This is the third of a eight parts series. Check out the others Day 1, Day 2, Day 4, Day 5, Day 6,Day 7, Day 8.
I was woken up from my disturbed and cramped sleep by a bright glare and looking out from my cabin window showed me a new beautiful sight - sunrise from the skies! It was fascinating to behold a sunrise from a completely new vantage point. I could sleep no more and spent the rest of the flight alternating my gaze between the sunrise and the huge rolling lands below which I hopefully imagined to be part of the famous Outback.
Soon we landed in Melbourne where glaring sun and a cold wind greeted us. Did I mention it is summer in Australia now? The phrase 'The days were long' showed its full meaning there. The sun rose before we did (though that happens wherever we are) at around 6.30 - 7.00 AM and it took its time setting which was anytime between 8.30 - 9.00 PM! Well, all the better for us tourists. Longer day spells more sightseeing!
The same hotel check-in problem happened here too. 'Come in the afternoon' they told us firmly and politely. So depositing our bags, we took ourselves off for catching the sights of the city. Australia Day was being celebrated that day and on the streets we caught sight of many wearing their flags draped about their selves or faces painted in the flag colors.
A free tram runs around the city square (a rectangle actually) and we hopped on. The city was a typical blend of the old and new - beautiful Old English style buildings (I want to call them Victorian but I'm an architectural rookie) interspersed with boring gleaming metal and glass structures.
Next stop was Victoria Harbour where we saw Jelly fish - not behind a glass wall either but in their natural habitat! There was a curious structure on a platform nearby - a sculpture of a huge cubist cow stuck upside down on a...tree.

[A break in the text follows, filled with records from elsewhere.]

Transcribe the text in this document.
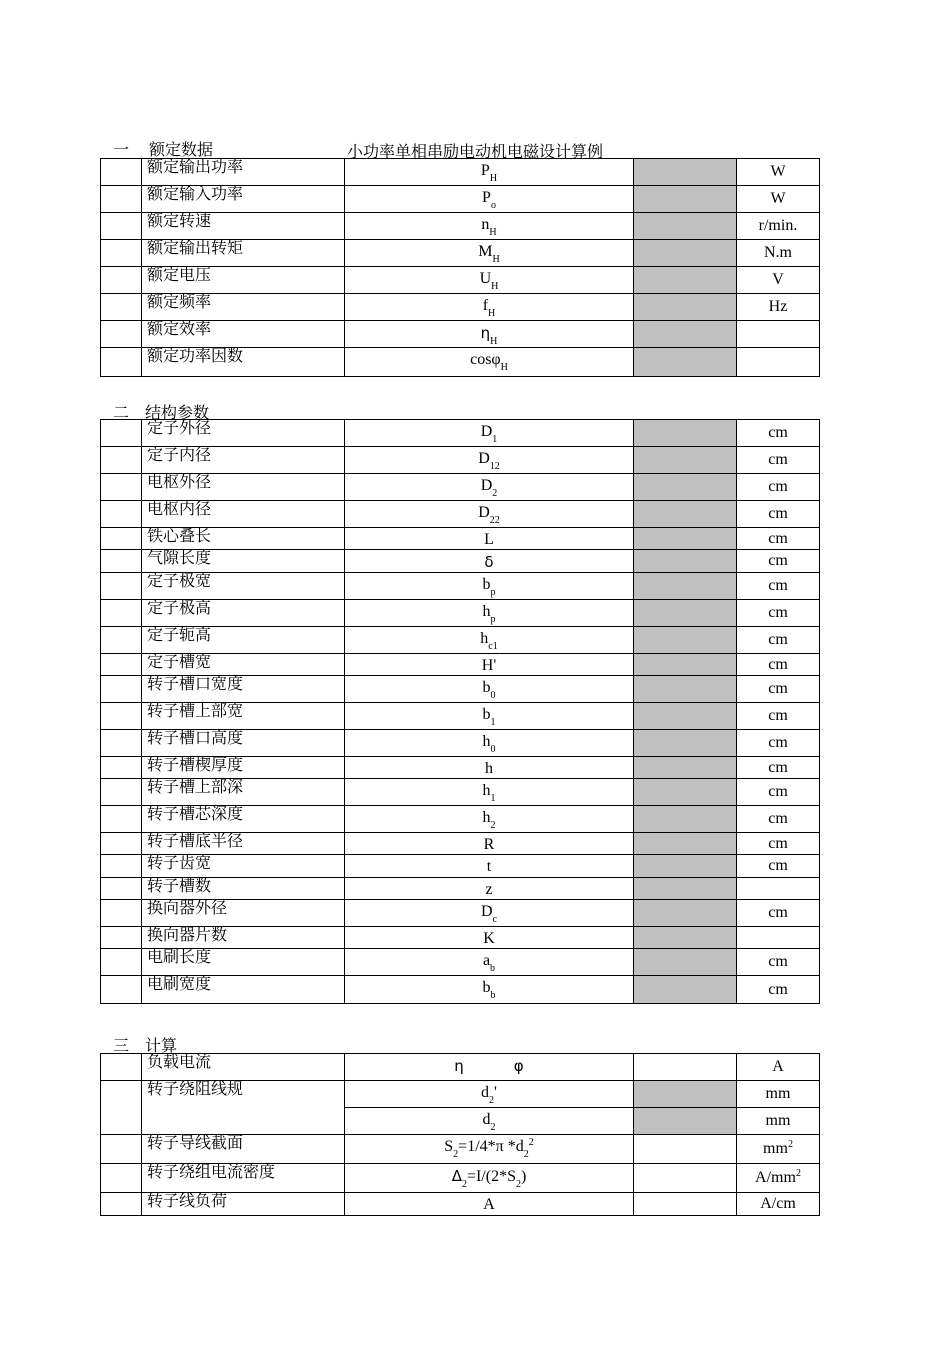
一 额定数据	小功率单相串励电动机电磁设计算例
	额定输出功率	$P_H$		W
	额定输入功率	$P_o$		W
	额定转速	$n_H$		r/min.
	额定输出转矩	$M_H$		N.m
	额定电压	$U_H$		V
	额定频率	$f_H$		Hz
	额定效率	$\eta_H$		
	额定功率因数	cosφ$_H$		
二 结构参数
	定子外径	$D_1$		cm
	定子内径	$D_{12}$		cm
	电枢外径	$D_2$		cm
	电枢内径	$D_{22}$		cm
	铁心叠长	L		cm
	气隙长度	δ		cm
	定子极宽	$b_p$		cm
	定子极高	$h_p$		cm
	定子轭高	$h_{c1}$		cm
	定子槽宽	H'		cm
	转子槽口宽度	$b_0$		cm
	转子槽上部宽	$b_1$		cm
	转子槽口高度	$h_0$		cm
	转子槽楔厚度	h		cm
	转子槽上部深	$h_1$		cm
	转子槽芯深度	$h_2$		cm
	转子槽底半径	R		cm
	转子齿宽	t		cm
	转子槽数	z		
	换向器外径	$D_c$		cm
	换向器片数	K		
	电刷长度	$a_b$		cm
	电刷宽度	$b_b$		cm
三 计算
	负载电流	η φ		A
	转子绕阻线规	$d_2'$		mm
		$d_2$		mm
	转子导线截面	$S_2=1/4*\pi$ $*d_2^2$		$mm^2$
	转子绕组电流密度	$\Delta_2=I/(2*S_2)$		$A/mm^2$
	转子线负荷	A		A/cm
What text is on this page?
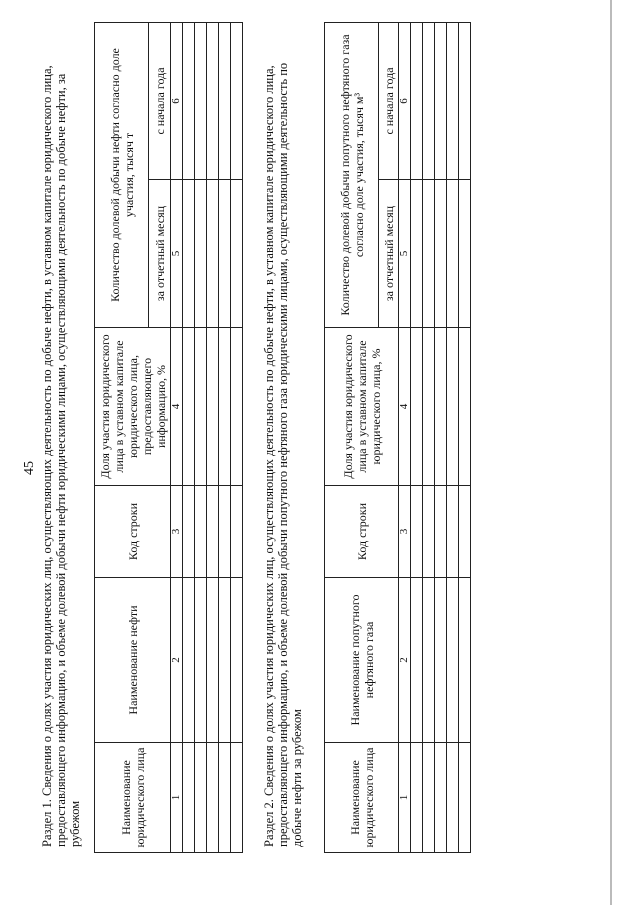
45 Раздел 1. Сведения о долях участия юридических лиц, осуществляющих деятельность по добыче нефти, в уставном капитале юридического лица, предоставляющего информацию, и объеме долевой добычи нефти юридическими лицами, осуществляющими деятельность по добыче нефти, за рубежом	Наименование юридического лица	Наименование нефти	Код строки	Доля участия юридического лица в уставном капитале юридического лица, предоставляющего информацию, %	Количество долевой добычи нефти согласно доле участия, тысяч т	
				за отчетный месяц	с начала года
1	2	3	4	5	6

						Раздел 2. Сведения о долях участия юридических лиц, осуществляющих деятельность по добыче нефти, в уставном капитале юридического лица, предоставляющего информацию, и объеме долевой добычи попутного нефтяного газа юридическими лицами, осуществляющими деятельность по добыче нефти за рубежом	Наименование юридического лица	Наименование попутного нефтяного газа	Код строки	Доля участия юридического лица в уставном капитале юридического лица, %	Количество долевой добычи попутного нефтяного газа согласно доле участия, тысяч м³	
				за отчетный месяц	с начала года
1	2	3	4	5	6
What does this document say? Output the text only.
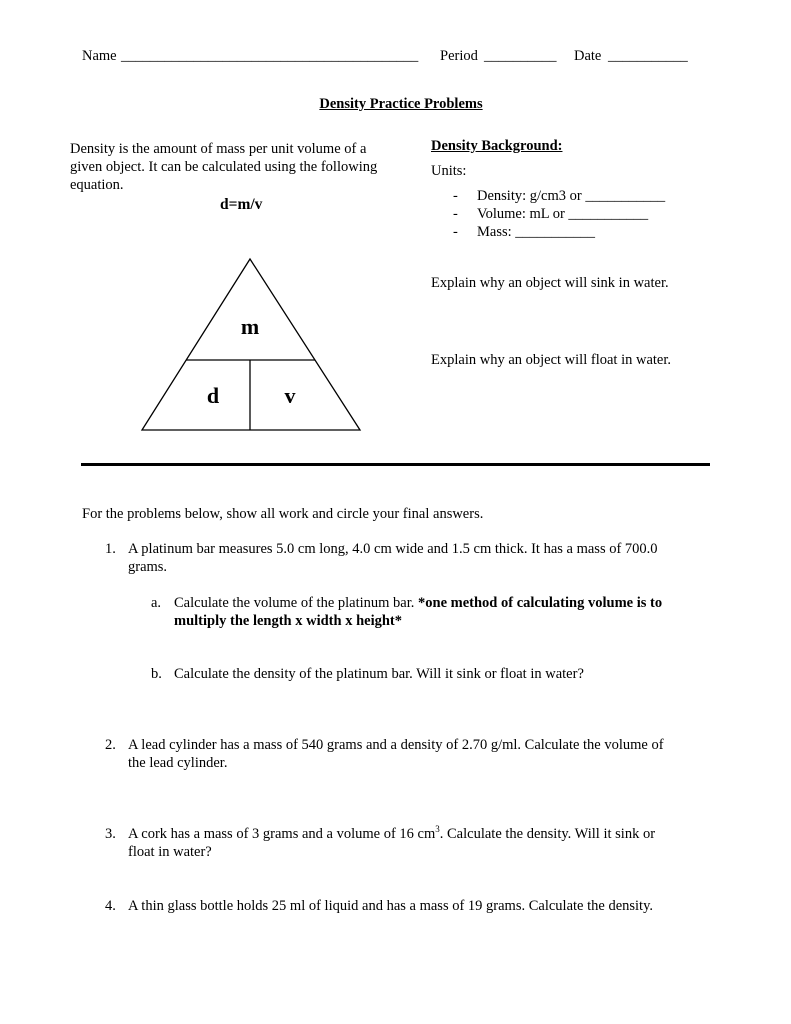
Name _________________________________________ Period __________ Date ___________
Density Practice Problems
Density is the amount of mass per unit volume of a
given object. It can be calculated using the following
equation.
d=m/v
m
d	v
Density Background:
Units:
- Density: g/cm3 or ___________
- Volume: mL or ___________
- Mass: ___________
Explain why an object will sink in water.
Explain why an object will float in water.
For the problems below, show all work and circle your final answers.
1. A platinum bar measures 5.0 cm long, 4.0 cm wide and 1.5 cm thick. It has a mass of 700.0
grams.
a. Calculate the volume of the platinum bar. *one method of calculating volume is to
multiply the length x width x height*
b. Calculate the density of the platinum bar. Will it sink or float in water?
2. A lead cylinder has a mass of 540 grams and a density of 2.70 g/ml. Calculate the volume of
the lead cylinder.
3. A cork has a mass of 3 grams and a volume of 16 $cm^3$. Calculate the density. Will it sink or
float in water?
4. A thin glass bottle holds 25 ml of liquid and has a mass of 19 grams. Calculate the density.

You heard me right.
The inscription below said the scuptor meant it to represent flood situation in Australia during which it may be common to catch sight of a dead cow upon a tree.
Before I read that, I imagined it to be the cow which had landed at the wrong place after 'jumping over the moon'. Ah well, to each his own!
Next stop was the Melbourne Aquarium. There were cute penguins there, from Antartica. And there ends the interesting stuff. Looking at fish behind a glass wall is something I can get quickly bored with. And I did. After feeling we had wasted about $65, we left the place to have a quick freshening up and lunch.
We then took a stroll along a busy street - Swanston Street - filled with shops and eateries on both sides of the road. The street was lined on both sides by a broad sidewalk and it is one of these that we found something to arrest our progress - Sidewalk Artists!
The year before last, I was mesmerized by a video of a spray paint artist on a Manhattan sidewalk [Check out the video here ] and imagine my delight on seeing a similar one in person. This guy too, did not fail to mesmerize!
Across the street were people in gaily colored dresses dancing on stilts and nearby was a man who was cutting silhouettes out of cardboard of real people posing for him. In all, it was a nice experience to be sitting on a comfortable bench, with a cool wind playing around, munching fried cashewnuts and being entertained by people... each an artist in their own way!
The little hand of my watch was creeping towards 8 and we made another of our impulse decisions to find a beach from which we can catch the sunset. Another tram journey later, we were at the South Melbourne Beach watching a sunset at 8.30 pm, along with a flock of sea gulls.
The beachfront was a beautiful place - a neat road with beautiful Old Worldy buildings lining it. The houses we saw nearby reminded me so much of those that I had hitherto only read about in Agatha Christies and P.G.Wodehouses and James Herriots.
After a pleasant stroll in the neighborhood, we wound up the day with a delicious dinner at Gharana, run by a friendly and courteous Pakistani man. And so Day Three came to a close, rather quickly in our opinion - since we still could not reconcile ourselves to the fact that the Australian summer days end with the sunset.